To cut a long story short, with the discounting on older models and my stress on readability, I got a Palm IIIc. The m505 was too expensive, the discount and availability of the Handspring Prism (USD 299) had not impacted Australia and old model HP Pocket PCs were not viable - they seemed slow, crashed even at casual glance at the showroom and looked like they wanted more money to make me completely happy.

So, what's on my Palm?

I have not yet been disenchanted with the built-in Datebook, Addressbook and To-Do List of the Palm.
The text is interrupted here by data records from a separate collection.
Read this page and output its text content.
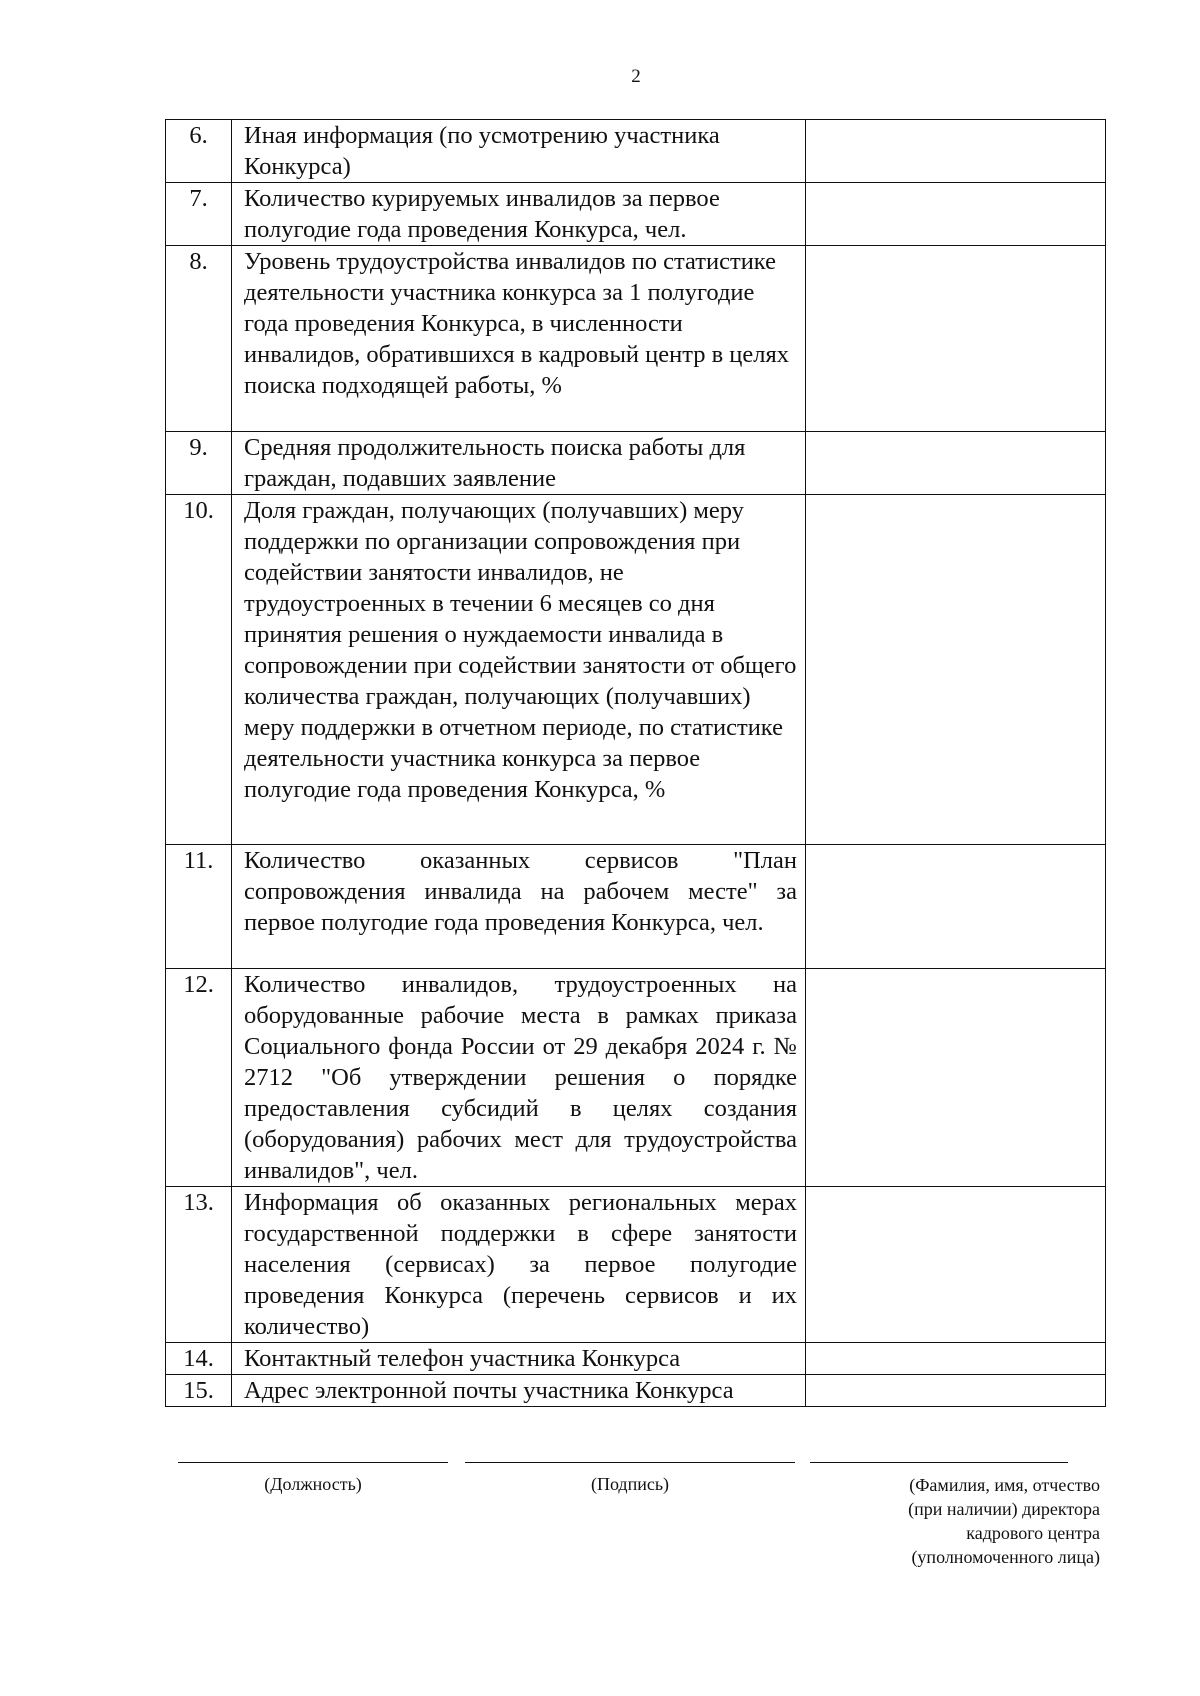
2
6.	Иная информация (по усмотрению участника Конкурса)	
7.	Количество курируемых инвалидов за первое полугодие года проведения Конкурса, чел.	
8.	Уровень трудоустройства инвалидов по статистике деятельности участника конкурса за 1 полугодие года проведения Конкурса, в численности инвалидов, обратившихся в кадровый центр в целях поиска подходящей работы, %	
9.	Средняя продолжительность поиска работы для граждан, подавших заявление	
10.	Доля граждан, получающих (получавших) меру поддержки по организации сопровождения при содействии занятости инвалидов, не трудоустроенных в течении 6 месяцев со дня принятия решения о нуждаемости инвалида в сопровождении при содействии занятости от общего количества граждан, получающих (получавших) меру поддержки в отчетном периоде, по статистике деятельности участника конкурса за первое полугодие года проведения Конкурса, %	
11.	Количество оказанных сервисов "План сопровождения инвалида на рабочем месте" за первое полугодие года проведения Конкурса, чел.	
12.	Количество инвалидов, трудоустроенных на оборудованные рабочие места в рамках приказа Социального фонда России от 29 декабря 2024 г. № 2712 "Об утверждении решения о порядке предоставления субсидий в целях создания (оборудования) рабочих мест для трудоустройства инвалидов", чел.	
13.	Информация об оказанных региональных мерах государственной поддержки в сфере занятости населения (сервисах) за первое полугодие проведения Конкурса (перечень сервисов и их количество)	
14.	Контактный телефон участника Конкурса	
15.	Адрес электронной почты участника Конкурса	
(Должность)	(Подпись)	(Фамилия, имя, отчество
(при наличии) директора
кадрового центра
(уполномоченного лица)
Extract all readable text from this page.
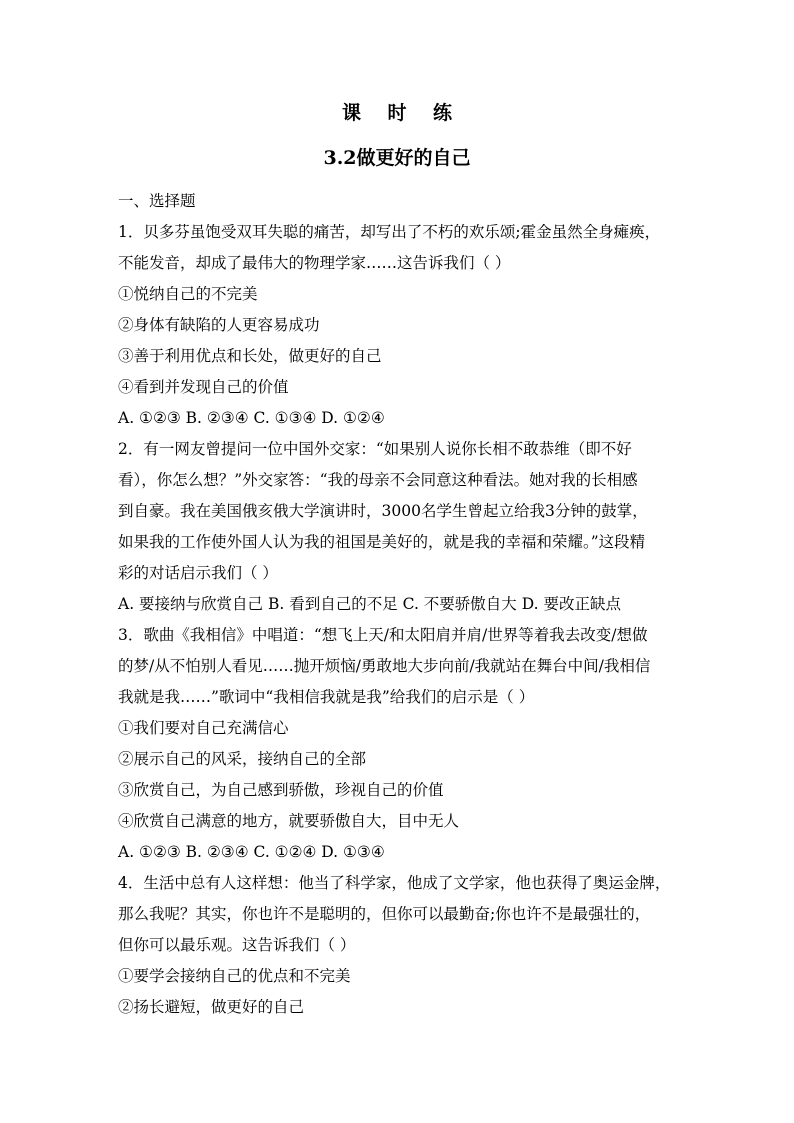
课    时    练
3.2做更好的自己
一、选择题
1．贝多芬虽饱受双耳失聪的痛苦，却写出了不朽的欢乐颂;霍金虽然全身瘫痪，
不能发音，却成了最伟大的物理学家……这告诉我们（ ）
①悦纳自己的不完美
②身体有缺陷的人更容易成功
③善于利用优点和长处，做更好的自己
④看到并发现自己的价值
A. ①②③ B. ②③④ C. ①③④ D. ①②④
2．有一网友曾提问一位中国外交家：“如果别人说你长相不敢恭维（即不好
看），你怎么想？”外交家答：“我的母亲不会同意这种看法。她对我的长相感
到自豪。我在美国俄亥俄大学演讲时，3000名学生曾起立给我3分钟的鼓掌，
如果我的工作使外国人认为我的祖国是美好的，就是我的幸福和荣耀。”这段精
彩的对话启示我们（ ）
A. 要接纳与欣赏自己 B. 看到自己的不足 C. 不要骄傲自大 D. 要改正缺点
3．歌曲《我相信》中唱道：“想飞上天/和太阳肩并肩/世界等着我去改变/想做
的梦/从不怕别人看见……抛开烦恼/勇敢地大步向前/我就站在舞台中间/我相信
我就是我……”歌词中“我相信我就是我”给我们的启示是（ ）
①我们要对自己充满信心
②展示自己的风采，接纳自己的全部
③欣赏自己，为自己感到骄傲，珍视自己的价值
④欣赏自己满意的地方，就要骄傲自大，目中无人
A. ①②③ B. ②③④ C. ①②④ D. ①③④
4．生活中总有人这样想：他当了科学家，他成了文学家，他也获得了奥运金牌，
那么我呢？其实，你也许不是聪明的，但你可以最勤奋;你也许不是最强壮的，
但你可以最乐观。这告诉我们（ ）
①要学会接纳自己的优点和不完美
②扬长避短，做更好的自己
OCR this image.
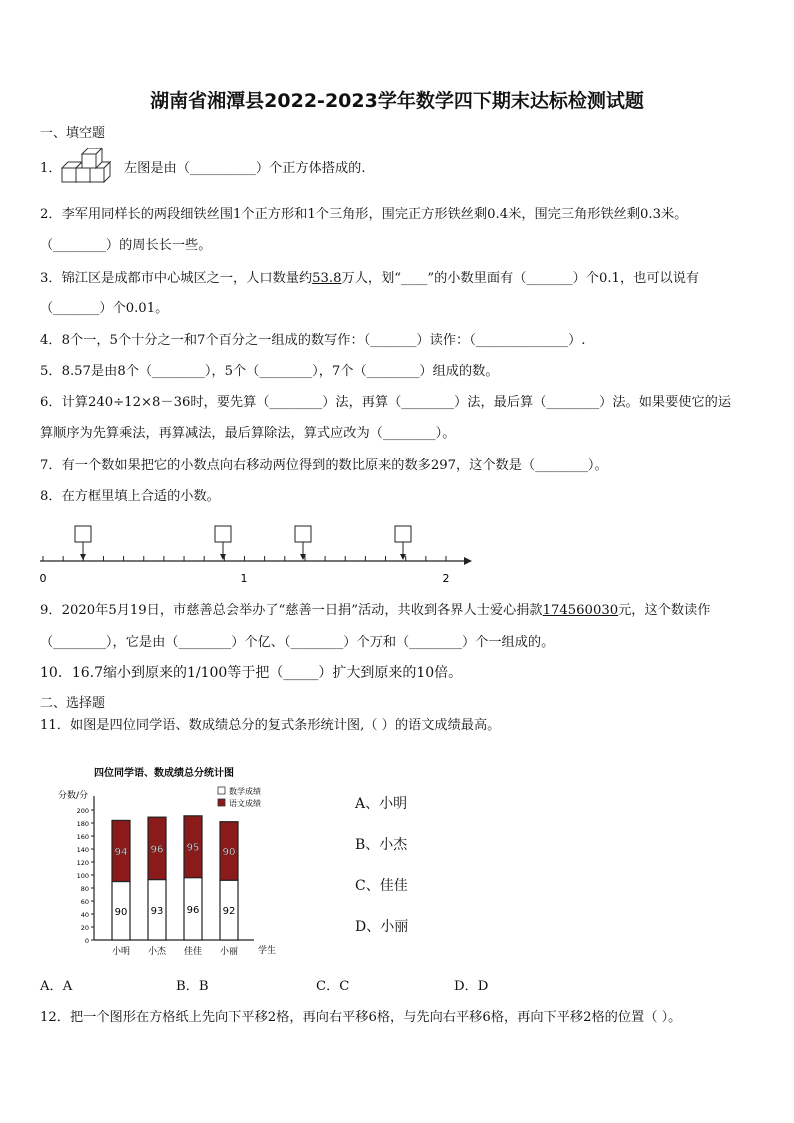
湖南省湘潭县2022-2023学年数学四下期末达标检测试题
一、填空题
1．	左图是由（__________）个正方体搭成的.
2．李军用同样长的两段细铁丝围1个正方形和1个三角形，围完正方形铁丝剩0.4米，围完三角形铁丝剩0.3米。
（________）的周长长一些。
3．锦江区是成都市中心城区之一，人口数量约53.8万人，划“____”的小数里面有（_______）个0.1，也可以说有
（_______）个0.01。
4．8个一，5个十分之一和7个百分之一组成的数写作：（_______）读作：（______________）.
5．8.57是由8个（________），5个（________），7个（________）组成的数。
6．计算240÷12×8－36时，要先算（________）法，再算（________）法，最后算（________）法。如果要使它的运
算顺序为先算乘法，再算减法，最后算除法，算式应改为（________）。
7．有一个数如果把它的小数点向右移动两位得到的数比原来的数多297，这个数是（________）。
8．在方框里填上合适的小数。
0	1	2
9．2020年5月19日，市慈善总会举办了“慈善一日捐”活动，共收到各界人士爱心捐款174560030元，这个数读作
（________），它是由（________）个亿、（________）个万和（________）个一组成的。
10．16.7缩小到原来的1/100等于把（_____）扩大到原来的10倍。
二、选择题
11．如图是四位同学语、数成绩总分的复式条形统计图,（ ）的语文成绩最高。
四位同学语、数成绩总分统计图
分数/分	数学成绩
语文成绩
学生
0
20
40
60
80
100
120
140
160
180
200
90
94
小明
93
96
小杰
96
95
佳佳
92
90
小丽
A、小明
B、小杰
C、佳佳
D、小丽
A．A	B．B	C．C	D．D
12．把一个图形在方格纸上先向下平移2格，再向右平移6格，与先向右平移6格，再向下平移2格的位置（ ）。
The Datebook does not offer a year view like PocketPC does, and it would be nice to have an Outlook Today or paper organiser day/week summary, sometimes browsing the next week is difficult, but overall, they're not too bad.

Appointments and To-Dos

There are many products available on the market now, as replacements or enhancements.

I'm testing out HotDate - that's GPL freeware. Hot Date screenshot

Syncing and Backing Up

Sometimes, you may have your umbilical cord (sorry, your Hotsync cradle / plug) but you can't install the Palm Desktop software on someone else's PC.

Penguin Backup is a freeware backup utility - it boots off a Linux floppy, you back up. Previous version limited to 2Mb Palms, not sure about current version.